TS Wisła Kraków SA

Lis: W każdym meczu robię wszystko, by pomagać drużynie

3 lata temu | 01.05.2021, 20:25
Lis: W każdym meczu robię wszystko, by pomagać drużynie

Rozmowa z bramkarzem Białej Gwiazdy po meczu #LEGWIS.

„Patrząc na naszą sytuację w tabeli, to myślę, że możemy być zadowoleni z tego remisu.
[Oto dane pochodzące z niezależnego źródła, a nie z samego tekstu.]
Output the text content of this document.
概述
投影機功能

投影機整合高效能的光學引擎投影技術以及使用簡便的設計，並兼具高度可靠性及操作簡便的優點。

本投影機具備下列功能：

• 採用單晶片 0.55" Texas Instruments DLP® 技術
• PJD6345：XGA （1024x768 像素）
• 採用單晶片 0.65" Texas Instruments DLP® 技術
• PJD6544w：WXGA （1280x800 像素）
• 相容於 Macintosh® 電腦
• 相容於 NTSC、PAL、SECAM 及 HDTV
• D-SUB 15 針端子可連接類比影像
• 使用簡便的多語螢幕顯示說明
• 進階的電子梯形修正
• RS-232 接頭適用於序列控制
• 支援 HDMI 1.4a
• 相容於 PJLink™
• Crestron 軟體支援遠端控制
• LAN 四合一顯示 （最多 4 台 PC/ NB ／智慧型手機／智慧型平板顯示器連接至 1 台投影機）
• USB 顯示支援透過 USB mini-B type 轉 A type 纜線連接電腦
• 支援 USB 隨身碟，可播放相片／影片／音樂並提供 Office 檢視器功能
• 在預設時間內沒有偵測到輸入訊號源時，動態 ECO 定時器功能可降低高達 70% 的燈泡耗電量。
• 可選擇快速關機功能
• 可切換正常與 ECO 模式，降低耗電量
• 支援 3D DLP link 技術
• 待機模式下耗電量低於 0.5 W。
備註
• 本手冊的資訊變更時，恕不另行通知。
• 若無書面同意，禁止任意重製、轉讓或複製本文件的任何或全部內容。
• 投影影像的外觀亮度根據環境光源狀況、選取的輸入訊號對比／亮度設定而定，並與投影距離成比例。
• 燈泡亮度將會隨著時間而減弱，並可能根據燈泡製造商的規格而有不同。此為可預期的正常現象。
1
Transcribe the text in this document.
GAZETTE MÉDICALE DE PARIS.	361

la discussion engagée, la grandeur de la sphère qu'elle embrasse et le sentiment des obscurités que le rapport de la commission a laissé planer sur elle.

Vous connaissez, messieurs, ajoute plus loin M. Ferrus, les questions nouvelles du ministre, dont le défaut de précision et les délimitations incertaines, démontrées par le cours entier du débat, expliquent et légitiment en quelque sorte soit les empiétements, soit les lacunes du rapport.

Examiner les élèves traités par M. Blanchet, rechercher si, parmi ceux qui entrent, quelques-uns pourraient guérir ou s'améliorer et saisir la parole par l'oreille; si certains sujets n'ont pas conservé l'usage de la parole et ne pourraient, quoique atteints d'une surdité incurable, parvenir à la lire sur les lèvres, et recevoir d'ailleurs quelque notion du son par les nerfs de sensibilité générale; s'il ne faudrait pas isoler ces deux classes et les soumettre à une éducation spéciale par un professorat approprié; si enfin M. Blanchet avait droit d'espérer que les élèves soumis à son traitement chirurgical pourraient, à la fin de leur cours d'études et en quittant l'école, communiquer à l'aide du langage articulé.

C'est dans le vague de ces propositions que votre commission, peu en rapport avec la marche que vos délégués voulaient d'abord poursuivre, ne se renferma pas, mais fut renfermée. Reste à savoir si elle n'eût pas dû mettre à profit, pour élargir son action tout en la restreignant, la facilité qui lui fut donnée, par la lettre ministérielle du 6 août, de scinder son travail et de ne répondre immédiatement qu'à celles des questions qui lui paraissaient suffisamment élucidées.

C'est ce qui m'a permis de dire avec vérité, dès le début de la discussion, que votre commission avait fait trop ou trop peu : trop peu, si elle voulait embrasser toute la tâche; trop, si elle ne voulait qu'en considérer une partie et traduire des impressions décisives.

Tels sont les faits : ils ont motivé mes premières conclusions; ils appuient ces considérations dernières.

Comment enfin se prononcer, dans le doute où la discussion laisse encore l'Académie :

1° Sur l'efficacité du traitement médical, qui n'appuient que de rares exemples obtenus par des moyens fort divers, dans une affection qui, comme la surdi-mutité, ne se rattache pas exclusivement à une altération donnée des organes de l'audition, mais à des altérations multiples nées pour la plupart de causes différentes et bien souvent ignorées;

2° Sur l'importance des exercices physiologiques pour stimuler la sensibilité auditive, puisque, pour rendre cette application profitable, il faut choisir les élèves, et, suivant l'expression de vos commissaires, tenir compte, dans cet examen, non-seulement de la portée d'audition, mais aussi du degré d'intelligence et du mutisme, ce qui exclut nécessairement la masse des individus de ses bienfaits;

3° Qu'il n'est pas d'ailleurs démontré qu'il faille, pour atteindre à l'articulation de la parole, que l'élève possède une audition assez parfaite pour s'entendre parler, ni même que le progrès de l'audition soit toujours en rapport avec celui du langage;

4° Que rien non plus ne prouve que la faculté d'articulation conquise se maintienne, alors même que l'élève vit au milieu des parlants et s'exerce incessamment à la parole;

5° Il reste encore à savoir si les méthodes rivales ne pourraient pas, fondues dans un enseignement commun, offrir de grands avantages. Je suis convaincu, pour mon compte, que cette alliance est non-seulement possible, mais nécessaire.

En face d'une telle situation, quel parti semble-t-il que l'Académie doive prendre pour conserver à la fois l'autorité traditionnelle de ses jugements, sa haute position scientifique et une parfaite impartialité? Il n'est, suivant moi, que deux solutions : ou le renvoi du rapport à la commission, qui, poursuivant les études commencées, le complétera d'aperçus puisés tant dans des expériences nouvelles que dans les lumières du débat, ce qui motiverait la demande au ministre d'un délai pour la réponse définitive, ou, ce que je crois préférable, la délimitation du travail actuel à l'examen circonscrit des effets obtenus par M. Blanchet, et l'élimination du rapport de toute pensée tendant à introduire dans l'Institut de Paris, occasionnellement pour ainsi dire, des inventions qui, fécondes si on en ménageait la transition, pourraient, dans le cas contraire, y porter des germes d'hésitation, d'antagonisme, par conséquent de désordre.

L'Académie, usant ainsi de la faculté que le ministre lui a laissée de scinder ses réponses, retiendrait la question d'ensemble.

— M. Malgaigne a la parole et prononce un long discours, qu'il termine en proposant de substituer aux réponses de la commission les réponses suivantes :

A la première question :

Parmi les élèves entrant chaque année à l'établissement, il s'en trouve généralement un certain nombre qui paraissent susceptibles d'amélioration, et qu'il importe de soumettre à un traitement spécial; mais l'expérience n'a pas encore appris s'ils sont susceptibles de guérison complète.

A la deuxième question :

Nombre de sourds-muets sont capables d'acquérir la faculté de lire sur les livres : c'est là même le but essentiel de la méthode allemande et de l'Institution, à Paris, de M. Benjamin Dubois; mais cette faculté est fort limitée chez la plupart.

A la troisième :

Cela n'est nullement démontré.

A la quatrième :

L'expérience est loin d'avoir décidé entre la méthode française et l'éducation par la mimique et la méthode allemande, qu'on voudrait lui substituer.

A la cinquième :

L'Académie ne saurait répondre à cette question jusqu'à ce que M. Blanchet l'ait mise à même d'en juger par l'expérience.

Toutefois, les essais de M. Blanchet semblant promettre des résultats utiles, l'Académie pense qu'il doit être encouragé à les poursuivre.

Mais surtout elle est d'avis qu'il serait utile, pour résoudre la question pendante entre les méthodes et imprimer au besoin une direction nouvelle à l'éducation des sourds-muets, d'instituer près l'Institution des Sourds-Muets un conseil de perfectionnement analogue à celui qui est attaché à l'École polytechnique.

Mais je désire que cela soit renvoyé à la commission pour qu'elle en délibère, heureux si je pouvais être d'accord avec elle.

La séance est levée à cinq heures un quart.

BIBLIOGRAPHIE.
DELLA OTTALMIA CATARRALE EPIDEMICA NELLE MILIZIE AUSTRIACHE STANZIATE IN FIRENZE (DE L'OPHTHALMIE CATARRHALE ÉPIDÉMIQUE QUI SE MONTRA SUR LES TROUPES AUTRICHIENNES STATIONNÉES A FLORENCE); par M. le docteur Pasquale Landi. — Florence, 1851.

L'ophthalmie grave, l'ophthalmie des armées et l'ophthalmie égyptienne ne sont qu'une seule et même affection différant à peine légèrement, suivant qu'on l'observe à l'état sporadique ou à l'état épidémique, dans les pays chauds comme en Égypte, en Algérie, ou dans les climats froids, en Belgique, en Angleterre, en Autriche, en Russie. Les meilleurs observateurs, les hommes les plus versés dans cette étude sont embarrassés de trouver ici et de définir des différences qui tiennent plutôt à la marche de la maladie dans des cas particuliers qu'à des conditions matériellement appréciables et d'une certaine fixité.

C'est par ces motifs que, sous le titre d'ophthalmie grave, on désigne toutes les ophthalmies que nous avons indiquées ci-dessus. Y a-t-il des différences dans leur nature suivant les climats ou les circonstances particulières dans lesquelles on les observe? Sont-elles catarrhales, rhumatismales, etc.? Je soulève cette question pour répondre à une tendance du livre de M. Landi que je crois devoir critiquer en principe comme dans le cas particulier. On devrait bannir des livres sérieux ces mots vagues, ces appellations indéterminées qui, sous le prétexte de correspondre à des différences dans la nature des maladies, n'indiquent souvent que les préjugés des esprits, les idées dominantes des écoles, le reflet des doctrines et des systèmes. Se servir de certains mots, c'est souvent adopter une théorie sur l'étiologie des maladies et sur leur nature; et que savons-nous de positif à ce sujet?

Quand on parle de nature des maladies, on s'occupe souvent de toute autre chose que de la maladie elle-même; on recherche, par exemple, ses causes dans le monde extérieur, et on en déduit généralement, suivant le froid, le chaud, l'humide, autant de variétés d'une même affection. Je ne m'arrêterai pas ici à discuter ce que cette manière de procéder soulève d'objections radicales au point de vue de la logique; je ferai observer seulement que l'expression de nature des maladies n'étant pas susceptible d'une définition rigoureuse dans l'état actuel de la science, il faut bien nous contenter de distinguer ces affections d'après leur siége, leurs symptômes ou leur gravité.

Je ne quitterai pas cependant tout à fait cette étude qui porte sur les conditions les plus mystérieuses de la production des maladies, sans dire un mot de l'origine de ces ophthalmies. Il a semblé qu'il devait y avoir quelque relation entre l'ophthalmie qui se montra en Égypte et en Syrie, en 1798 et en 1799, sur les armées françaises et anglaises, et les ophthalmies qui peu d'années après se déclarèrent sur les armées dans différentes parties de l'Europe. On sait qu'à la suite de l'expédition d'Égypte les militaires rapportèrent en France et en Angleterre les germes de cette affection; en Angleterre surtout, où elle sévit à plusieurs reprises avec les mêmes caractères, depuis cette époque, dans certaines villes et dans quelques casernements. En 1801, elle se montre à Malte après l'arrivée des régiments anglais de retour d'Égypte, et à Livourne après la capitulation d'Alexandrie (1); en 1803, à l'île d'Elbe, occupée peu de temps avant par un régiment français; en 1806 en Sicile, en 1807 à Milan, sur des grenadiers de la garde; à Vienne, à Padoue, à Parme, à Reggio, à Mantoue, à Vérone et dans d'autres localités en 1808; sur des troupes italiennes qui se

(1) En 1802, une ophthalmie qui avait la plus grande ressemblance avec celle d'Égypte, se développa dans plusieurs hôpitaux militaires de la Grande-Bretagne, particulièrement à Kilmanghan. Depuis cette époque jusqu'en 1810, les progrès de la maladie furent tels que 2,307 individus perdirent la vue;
W starciu z mistrzem Polski zdobyliśmy istotny punkt, który może okazać się kluczowy w walce o utrzymanie” - rozpoczął Mateusz Lis.

Powód do satysfakcji

W sobotnie popołudnie piłkarze Białej Gwiazdy nie pozwolili Legionistom na umieszczenie piłki we własnej siatki, przez co w drugim spotkaniu z rzędu zachowali czyste konto i wywalczyli cenny punkt. „Jesteśmy zadowoleni z faktu, że w drugim spotkaniu z rzędu potrafiliśmy zagrać „na zero z tyłu”. Dla mnie jest to dodatkowy powód do satysfakcji, bo w każdym meczu robię wszystko, żeby pomagać drużynie, dlatego cieszę się, że mogłem to uczynić również w dwóch trudnych meczach, czyli w Derbach i w starciu przy Łazienkowskiej, gdzie udało nam się zdobyć bardzo ważne punkty, co w naszej sytuacji może okazać się kluczowe” - kontynuował.

Kluczowe interwencje

Przy Łazienkowskiej wiślacki golkiper musiał sporo się natrudzić, by zatrzymać najskuteczniejszego strzelca ligi Tomáša Pekharta, który - zarówno w pierwszej, jak i w drugiej połowie - oddał dwa celne uderzenia, jednak nie był w stanie pokonać bramkarza Białej Gwiazdy. Jak te sytuacje ocenił 24-latek? „W obu przypadkach trzeba było trochę się napracować, by odbić piłkę i  tak naprawdę trudno porównać te dwie sytuacje. W pierwszej połowie Pekhart uderzył głową z bliskiej odległości, więc nie miałem zbyt wiele czasu na reakcję. Jeżeli chodzi o okazję z drugiej połowy, to muszę powiedzieć, że byłem zasłonięty i przyznam szczerze, że nie widziałem momentu strzału, dlatego była to instynktowna obrona, ale cieszę się, że zatrzymałem to uderzenie” - dodał.

Czas na zwycięstwo

Przed krakowianami dwa ostatnie spotkania w sezonie 2020/2021, w których, jak zapewnia Mateusz Lis, drużyna z Reymonta powalczy o długo wyczekiwane zwycięstwo. „Na pewno nie znajdujemy się w tym miejscu, w którym chcieliśmy być przed rozpoczęciem rozgrywek. Przed nami dwa ostatnie spotkania i zrobimy wszystko, by zaprezentować się w nich z jak najlepszej strony i zakończyć sezon pozytywnym akcentem. Musimy popracować nad naszą skutecznością i nad tym, by tych sytuacji pod bramką przeciwnika było po prostu więcej. Jeżeli do naszej gry w defensywie dołożymy konkrety ofensywne, to myślę, że możemy pokusić się o zwycięstwo, na które tak długo czekamy” - zakończył „Lisek”.